Marketing affiliate of the National Hockey League

The NHL Enterprises LP is the marketing affiliate of the National Hockey League (NHL), which was incorporated on June 17, 1996, in New York, New York that protects the licensing programs including trademarks and intellectual property of its thirty-two professional ice hockey franchises in the United States and Canada and offers sports merchandising.

==Overview==
NHL Enterprises, L.P. is one of four subsidiaries of the National Hockey League. The others are NHL Enterprises Canada, L.P., NHL Europe, and NHL Productions.

NHL Enterprises LP, which was incorporated in 1996, operates as a subsidiary of the National Hockey League which currently comprises 32 member teams located throughout the United States and Canada.

According to the 2000 annual report of the Hockey Company, NHL Enterprises LP is the "marketing affiliate of the NHL". The Hockey Company had a license agreement with NHL Enterprises LP, since the 2000s, giving them the exclusive right to supply authentic game jerseys used "on-ice" by the 32 NHL teams, including playoff and all-star jerseys".

==Board of directors==
The chairman of the Board is Jeremy M. Jacobs.

==Thirty Two ice hockey franchises ==
There are seven franchises in Canada including Calgary Flames (Alberta, Canada), Edmonton Oilers (Alberta, Canada), Montreal Canadiens, Ottawa Senators (Ontario, Canada), Toronto Maple Leafs, Vancouver Canucks, and Winnipeg Jets.

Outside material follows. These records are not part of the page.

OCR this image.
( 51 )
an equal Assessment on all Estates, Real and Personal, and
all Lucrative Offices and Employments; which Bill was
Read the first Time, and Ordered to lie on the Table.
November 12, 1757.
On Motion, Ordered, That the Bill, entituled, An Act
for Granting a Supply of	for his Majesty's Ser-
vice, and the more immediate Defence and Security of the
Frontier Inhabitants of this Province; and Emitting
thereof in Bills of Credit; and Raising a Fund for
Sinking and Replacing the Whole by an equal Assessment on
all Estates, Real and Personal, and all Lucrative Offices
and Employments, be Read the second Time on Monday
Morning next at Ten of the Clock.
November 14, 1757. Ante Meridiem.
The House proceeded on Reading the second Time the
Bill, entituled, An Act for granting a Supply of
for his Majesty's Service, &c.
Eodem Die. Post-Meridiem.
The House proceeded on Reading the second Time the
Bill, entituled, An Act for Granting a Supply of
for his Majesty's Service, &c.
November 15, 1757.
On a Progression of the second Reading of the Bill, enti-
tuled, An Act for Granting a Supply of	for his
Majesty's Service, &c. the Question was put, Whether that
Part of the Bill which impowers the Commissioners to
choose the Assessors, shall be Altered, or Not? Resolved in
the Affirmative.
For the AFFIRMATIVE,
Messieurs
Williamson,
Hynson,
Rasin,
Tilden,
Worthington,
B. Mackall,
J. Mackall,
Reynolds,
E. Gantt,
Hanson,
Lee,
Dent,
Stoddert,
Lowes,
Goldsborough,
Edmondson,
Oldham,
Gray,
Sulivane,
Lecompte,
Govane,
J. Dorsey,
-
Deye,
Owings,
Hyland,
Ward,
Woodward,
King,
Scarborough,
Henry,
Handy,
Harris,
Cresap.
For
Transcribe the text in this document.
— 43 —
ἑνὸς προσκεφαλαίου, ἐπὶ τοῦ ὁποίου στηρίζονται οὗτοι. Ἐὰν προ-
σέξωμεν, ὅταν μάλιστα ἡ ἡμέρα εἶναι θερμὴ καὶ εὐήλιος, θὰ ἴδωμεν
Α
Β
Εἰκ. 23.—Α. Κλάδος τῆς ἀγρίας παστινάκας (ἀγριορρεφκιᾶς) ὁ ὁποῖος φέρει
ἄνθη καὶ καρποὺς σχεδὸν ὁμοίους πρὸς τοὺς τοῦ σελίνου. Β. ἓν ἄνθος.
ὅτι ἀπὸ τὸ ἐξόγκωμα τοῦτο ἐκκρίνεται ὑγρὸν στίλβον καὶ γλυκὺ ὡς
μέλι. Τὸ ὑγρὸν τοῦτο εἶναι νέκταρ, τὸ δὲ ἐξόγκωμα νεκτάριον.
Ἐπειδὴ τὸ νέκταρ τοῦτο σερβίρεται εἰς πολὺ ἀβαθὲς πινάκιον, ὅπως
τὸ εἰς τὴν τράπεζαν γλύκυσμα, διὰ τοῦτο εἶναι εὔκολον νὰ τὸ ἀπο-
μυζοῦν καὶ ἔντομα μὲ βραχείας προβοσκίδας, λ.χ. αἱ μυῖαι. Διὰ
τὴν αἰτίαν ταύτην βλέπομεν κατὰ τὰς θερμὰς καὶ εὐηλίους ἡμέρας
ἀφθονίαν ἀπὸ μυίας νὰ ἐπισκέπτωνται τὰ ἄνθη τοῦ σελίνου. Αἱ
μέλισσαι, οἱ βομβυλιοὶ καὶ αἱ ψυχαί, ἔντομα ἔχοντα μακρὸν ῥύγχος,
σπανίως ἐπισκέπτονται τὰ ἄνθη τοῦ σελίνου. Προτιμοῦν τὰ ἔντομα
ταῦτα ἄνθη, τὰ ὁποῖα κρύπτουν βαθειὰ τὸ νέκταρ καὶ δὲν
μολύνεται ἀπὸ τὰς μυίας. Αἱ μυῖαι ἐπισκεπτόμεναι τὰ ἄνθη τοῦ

In the United States there are 25 franchises—Anaheim Ducks, Boston Bruins, Buffalo Sabres, Carolina Hurricanes, Chicago Blackhawks, Colorado Avalanche (Denver), Columbus Blue Jackets (Ohio), Dallas Stars, Detroit Red Wings, Florida Panthers (Miami), Los Angeles Kings, Minnesota Wild (St. Paul), Nashville Predators, New Jersey Devils (Newark), New York Islanders (Elmont), New York Rangers (New York City), Philadelphia Flyers, Utah Mammoth (Salt Lake City), Pittsburgh Penguins, St. Louis Blues, San Jose Sharks (California), Seattle Kraken, Tampa Bay Lightning, Vegas Golden Knights, and Washington Capitals (Washington, D.C.).